Indeed, this exhibition, assembled for NGC by the independent curator Cornelia Homburg and for the National Gallery in London by its curator Chris Riopelle, argues that Gauguin’s portraits always served his art rather than his sitter. His concern was technique and philosophy, not physiognomy and psychology. The exhibition is a first: No one has ever assembled Gauguin’s portraits before, perhaps because, as it proposes, they aren’t really portraits at all.
Gauguin’s experimentation, so celebrated today for opening the door to 20th-century Modernism, left him continually searching for new approaches to new subjects while reinventing himself as a persona beyond the confines of European civilization. The exhibition begins with the self-portraits in which he portrays himself as an exotic dandy, an outcast artist, a fallen angel and even as a suffering Christ figure, giving his own features to the pensive Christ in the Garden of Olives of 1889. Photographs reveal how much Gauguin exaggerated his hooked nose, evidence of his supposed Inca heritage. (His mother’s family was Peruvian, but Spanish not Indigenous.) Meanwhile, the ceramic and bronze masks entitled Head of a Savage show flattened features that don’t resemble the artist yet also represent an aspirational self-portrait. (The installation in Ottawa needs to offer visitors more explicit reassurance that the title is as much a reference to the artist himself as it is to the Tahitian iconography on which the piece may be based.)
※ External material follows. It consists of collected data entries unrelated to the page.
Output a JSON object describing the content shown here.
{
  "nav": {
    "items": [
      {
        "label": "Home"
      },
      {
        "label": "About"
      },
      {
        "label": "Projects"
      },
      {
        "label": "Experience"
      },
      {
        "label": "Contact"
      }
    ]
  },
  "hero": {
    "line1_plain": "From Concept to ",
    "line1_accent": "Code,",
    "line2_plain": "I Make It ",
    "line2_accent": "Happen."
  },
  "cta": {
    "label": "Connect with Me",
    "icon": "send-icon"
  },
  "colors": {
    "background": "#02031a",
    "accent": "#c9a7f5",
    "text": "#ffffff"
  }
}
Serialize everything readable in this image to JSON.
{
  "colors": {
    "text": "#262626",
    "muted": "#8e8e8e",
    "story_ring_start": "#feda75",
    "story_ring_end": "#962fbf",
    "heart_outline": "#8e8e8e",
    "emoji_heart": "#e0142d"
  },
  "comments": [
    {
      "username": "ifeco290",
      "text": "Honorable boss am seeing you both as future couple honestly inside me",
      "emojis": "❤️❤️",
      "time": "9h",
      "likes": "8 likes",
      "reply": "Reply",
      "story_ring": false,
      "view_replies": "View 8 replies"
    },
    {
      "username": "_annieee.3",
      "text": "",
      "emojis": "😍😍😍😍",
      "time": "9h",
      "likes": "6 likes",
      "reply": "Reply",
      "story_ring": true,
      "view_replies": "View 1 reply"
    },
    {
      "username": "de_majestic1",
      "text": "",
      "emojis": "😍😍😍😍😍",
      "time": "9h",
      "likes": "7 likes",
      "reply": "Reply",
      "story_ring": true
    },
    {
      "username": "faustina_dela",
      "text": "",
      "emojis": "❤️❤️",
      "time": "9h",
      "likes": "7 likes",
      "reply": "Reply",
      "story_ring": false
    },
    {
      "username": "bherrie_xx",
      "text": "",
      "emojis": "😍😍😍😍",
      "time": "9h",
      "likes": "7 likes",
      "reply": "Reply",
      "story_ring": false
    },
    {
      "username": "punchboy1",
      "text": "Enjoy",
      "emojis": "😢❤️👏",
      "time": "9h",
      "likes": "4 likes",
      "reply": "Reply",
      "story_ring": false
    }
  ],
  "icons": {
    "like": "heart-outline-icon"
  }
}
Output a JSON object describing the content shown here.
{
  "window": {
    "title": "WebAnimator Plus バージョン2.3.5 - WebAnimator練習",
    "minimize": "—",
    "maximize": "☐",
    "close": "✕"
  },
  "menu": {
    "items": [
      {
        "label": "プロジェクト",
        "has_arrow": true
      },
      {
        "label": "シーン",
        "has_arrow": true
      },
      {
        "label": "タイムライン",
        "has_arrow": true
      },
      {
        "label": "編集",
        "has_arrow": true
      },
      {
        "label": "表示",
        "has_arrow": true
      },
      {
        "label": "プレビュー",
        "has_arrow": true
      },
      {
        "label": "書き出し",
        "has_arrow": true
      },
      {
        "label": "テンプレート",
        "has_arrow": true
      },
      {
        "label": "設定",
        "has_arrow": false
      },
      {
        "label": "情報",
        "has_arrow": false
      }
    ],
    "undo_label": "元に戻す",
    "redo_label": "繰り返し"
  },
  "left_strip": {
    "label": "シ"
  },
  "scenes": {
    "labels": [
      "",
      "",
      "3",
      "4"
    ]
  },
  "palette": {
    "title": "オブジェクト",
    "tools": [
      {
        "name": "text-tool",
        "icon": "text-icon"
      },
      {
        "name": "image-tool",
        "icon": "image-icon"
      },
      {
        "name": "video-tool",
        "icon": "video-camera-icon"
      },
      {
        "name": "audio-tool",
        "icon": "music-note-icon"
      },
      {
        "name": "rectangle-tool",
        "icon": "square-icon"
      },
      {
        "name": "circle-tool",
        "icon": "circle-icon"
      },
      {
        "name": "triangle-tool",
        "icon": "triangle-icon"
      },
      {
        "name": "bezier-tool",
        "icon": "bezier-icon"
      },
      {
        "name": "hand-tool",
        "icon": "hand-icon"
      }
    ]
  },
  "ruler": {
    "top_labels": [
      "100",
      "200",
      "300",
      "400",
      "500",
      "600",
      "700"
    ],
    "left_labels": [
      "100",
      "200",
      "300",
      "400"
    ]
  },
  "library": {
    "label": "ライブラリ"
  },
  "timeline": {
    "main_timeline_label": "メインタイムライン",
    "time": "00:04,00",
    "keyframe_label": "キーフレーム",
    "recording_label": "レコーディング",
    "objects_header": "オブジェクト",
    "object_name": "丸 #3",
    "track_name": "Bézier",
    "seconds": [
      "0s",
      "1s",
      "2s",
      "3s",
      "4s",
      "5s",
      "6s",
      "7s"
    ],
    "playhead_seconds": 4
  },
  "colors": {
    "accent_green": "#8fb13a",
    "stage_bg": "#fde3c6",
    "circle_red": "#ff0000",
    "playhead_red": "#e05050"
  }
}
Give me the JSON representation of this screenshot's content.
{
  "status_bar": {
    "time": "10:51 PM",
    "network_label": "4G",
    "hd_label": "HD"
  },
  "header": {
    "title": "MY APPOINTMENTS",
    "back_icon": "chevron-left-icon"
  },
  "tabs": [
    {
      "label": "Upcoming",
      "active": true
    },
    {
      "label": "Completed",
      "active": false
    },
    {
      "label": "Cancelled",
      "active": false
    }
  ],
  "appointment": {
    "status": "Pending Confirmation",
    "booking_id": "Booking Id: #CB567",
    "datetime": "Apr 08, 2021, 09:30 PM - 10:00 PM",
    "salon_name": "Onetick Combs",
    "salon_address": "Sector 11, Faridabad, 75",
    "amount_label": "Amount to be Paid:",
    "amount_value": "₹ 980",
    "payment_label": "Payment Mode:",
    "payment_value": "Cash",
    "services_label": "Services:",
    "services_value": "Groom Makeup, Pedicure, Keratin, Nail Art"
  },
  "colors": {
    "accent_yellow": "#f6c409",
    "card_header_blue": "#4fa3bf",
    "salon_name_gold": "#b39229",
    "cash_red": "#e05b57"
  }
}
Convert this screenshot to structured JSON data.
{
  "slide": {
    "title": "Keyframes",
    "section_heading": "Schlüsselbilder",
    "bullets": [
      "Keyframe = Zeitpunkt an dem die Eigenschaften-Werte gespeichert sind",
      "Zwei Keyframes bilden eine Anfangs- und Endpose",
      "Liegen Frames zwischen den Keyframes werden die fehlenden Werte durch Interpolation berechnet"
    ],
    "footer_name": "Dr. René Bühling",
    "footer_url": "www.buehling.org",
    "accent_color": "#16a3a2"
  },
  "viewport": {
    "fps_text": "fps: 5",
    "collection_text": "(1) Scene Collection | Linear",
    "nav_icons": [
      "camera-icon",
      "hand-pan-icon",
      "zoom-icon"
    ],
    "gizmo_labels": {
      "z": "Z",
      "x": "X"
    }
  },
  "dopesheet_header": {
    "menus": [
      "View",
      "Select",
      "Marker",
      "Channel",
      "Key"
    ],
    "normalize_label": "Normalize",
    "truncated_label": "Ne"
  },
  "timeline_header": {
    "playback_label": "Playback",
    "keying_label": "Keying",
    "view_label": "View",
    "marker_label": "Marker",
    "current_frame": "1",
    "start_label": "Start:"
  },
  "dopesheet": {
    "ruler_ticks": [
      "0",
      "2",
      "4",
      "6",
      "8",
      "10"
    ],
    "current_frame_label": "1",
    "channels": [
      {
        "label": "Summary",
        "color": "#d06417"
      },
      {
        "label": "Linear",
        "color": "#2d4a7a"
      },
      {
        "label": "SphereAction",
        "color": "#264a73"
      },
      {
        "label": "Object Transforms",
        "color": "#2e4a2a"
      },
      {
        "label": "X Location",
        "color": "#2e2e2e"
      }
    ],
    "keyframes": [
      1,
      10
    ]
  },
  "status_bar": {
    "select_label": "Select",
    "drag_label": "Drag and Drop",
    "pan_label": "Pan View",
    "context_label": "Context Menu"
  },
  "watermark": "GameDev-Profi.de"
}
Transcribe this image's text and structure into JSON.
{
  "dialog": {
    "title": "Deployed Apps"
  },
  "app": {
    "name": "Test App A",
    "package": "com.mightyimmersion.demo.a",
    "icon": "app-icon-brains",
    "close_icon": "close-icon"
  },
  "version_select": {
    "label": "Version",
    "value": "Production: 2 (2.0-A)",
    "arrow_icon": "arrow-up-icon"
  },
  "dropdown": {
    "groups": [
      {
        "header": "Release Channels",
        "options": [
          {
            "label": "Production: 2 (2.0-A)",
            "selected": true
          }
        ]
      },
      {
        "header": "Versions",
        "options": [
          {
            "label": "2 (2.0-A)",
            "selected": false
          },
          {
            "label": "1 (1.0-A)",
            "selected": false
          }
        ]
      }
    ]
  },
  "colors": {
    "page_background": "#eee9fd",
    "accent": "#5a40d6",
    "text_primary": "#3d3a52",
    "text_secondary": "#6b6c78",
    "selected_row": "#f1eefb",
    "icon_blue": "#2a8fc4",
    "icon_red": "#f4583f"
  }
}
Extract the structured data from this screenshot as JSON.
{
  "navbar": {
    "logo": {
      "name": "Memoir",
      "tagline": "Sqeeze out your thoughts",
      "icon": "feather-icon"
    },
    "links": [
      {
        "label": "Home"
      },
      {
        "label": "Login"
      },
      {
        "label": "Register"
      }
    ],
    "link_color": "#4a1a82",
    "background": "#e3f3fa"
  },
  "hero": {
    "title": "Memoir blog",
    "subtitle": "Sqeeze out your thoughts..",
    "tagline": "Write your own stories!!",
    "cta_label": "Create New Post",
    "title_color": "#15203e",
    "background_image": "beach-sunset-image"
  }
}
As a person, Gauguin appears every bit as insufferable as Picasso and, to any contemporary observer, much of his behaviour, from his pretensions to indigenity to his affairs with Polynesian teenagers, is deeply troubling. His quest for a primitive self was filled with macho posturing, yet his aggressive inventiveness also busts open European painting; art historians are not going to give him up. At the recent media preview, Homburg reminded listeners that he must be considered as a historical figure, but spoke also of the way he “appropriated” his sitters for his own artistic ends.
The most intriguing example is Meijer de Haan, the Dutch artist who was Gauguin’s philosophical companion in the years before he left for Tahiti. Homburg’s inspiration for this exhibition is a painted wood carving of de Haan that belongs to NGC and in which Gauguin portrays the small, hunched-backed, red-headed man as a monumental figure. NGC conservationists have discovered the sculpture was painted with distemper, a chalk-based medium unusual for polychrome wood, and appears to have been hacked off a half-burnt log, revealing how the artist’s experimentation was technical as well as thematic.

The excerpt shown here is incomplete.